Background: All relevant authorities recommend an interval of 10 years between normal screening colonoscopies. We assessed the timing of repeated colonoscopies after a negative screening colonoscopy finding in a population-based sample of Medicare patients.
Methods: A 5% national sample of Medicare enrollees from 2000 through 2008 was used to identify average-risk patients undergoing screening colonoscopy between 2001 and 2003. Colonoscopy was classified as a negative screening examination finding if no indication other than screening were in the claims and if no biopsy, fulguration, or polypectomy was performed. Time to repeated colonoscopy was calculated.

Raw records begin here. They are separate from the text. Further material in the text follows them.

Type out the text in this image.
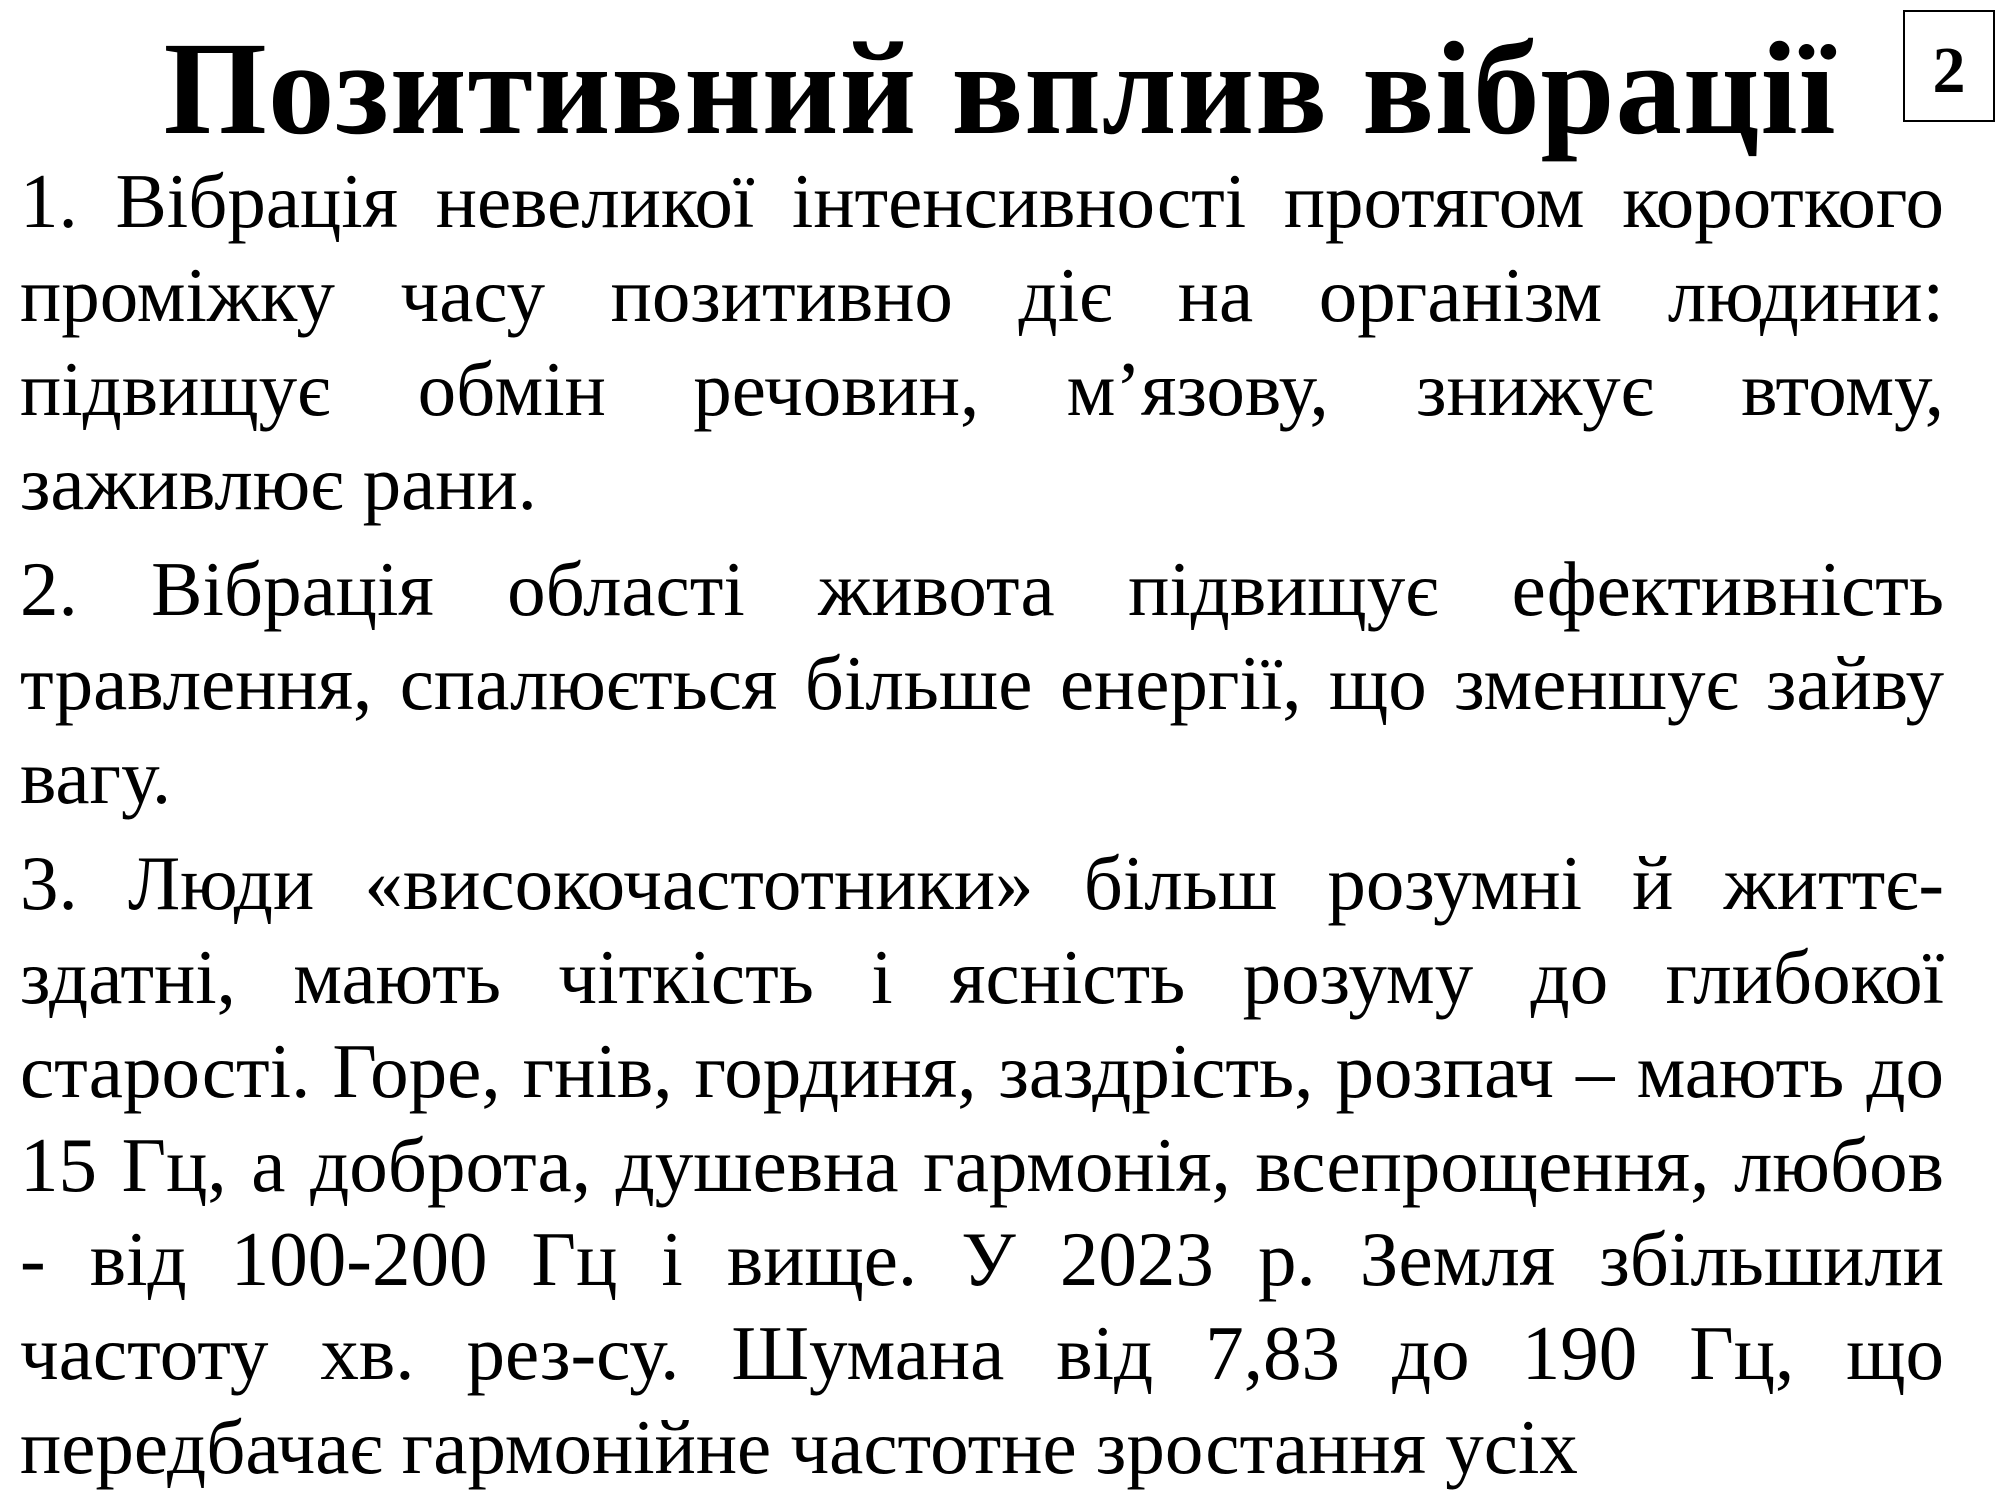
2
Позитивний вплив вібрації

1. Вібрація невеликої інтенсивності протягом короткого проміжку часу позитивно діє на організм людини: підвищує обмін речовин, м’язову, знижує втому, заживлює рани.

2. Вібрація області живота підвищує ефективність травлення, спалюється більше енергії, що зменшує зайву вагу.

3. Люди «високочастотники» більш розумні й життє-здатні, мають чіткість і ясність розуму до глибокої старості. Горе, гнів, гординя, заздрість, розпач – мають до 15 Гц, а доброта, душевна гармонія, всепрощення, любов - від 100-200 Гц і вище. У 2023 р. Земля збільшили частоту хв. рез-су. Шумана від 7,83 до 190 Гц, що передбачає гармонійне частотне зростання усіх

Results: Among 24,071 Medicare patients who had a negative screening colonoscopy finding in 2001 through 2003, 46.2% underwent a repeated examination in fewer than 7 years. In 42.5% of these patients (23.5% of the overall sample), there was no clear indication for the early repeated examination. In patients aged 75 to 79 years or 80 years or older at the time of the initial negative screening colonoscopy result, 45.6% and 32.9%, respectively, received a repeated examination within 7 years. In multivariable analyses, male sex, more comorbidities, and colonoscopy by a high-volume colonoscopist or in an office setting were associated with higher rates of early repeated colonoscopy without clear indication, while those 80 years or older had a reduced risk. There were also marked geographic variations, from less than 5% in some health referral regions to greater than 50% in others.
Conclusions: A large proportion of Medicare patients who undergo screening colonoscopy do so more frequently than recommended. Current Medicare regulations intending to limit reimbursement for screening colonoscopy to every 10 years would not appear to be effective.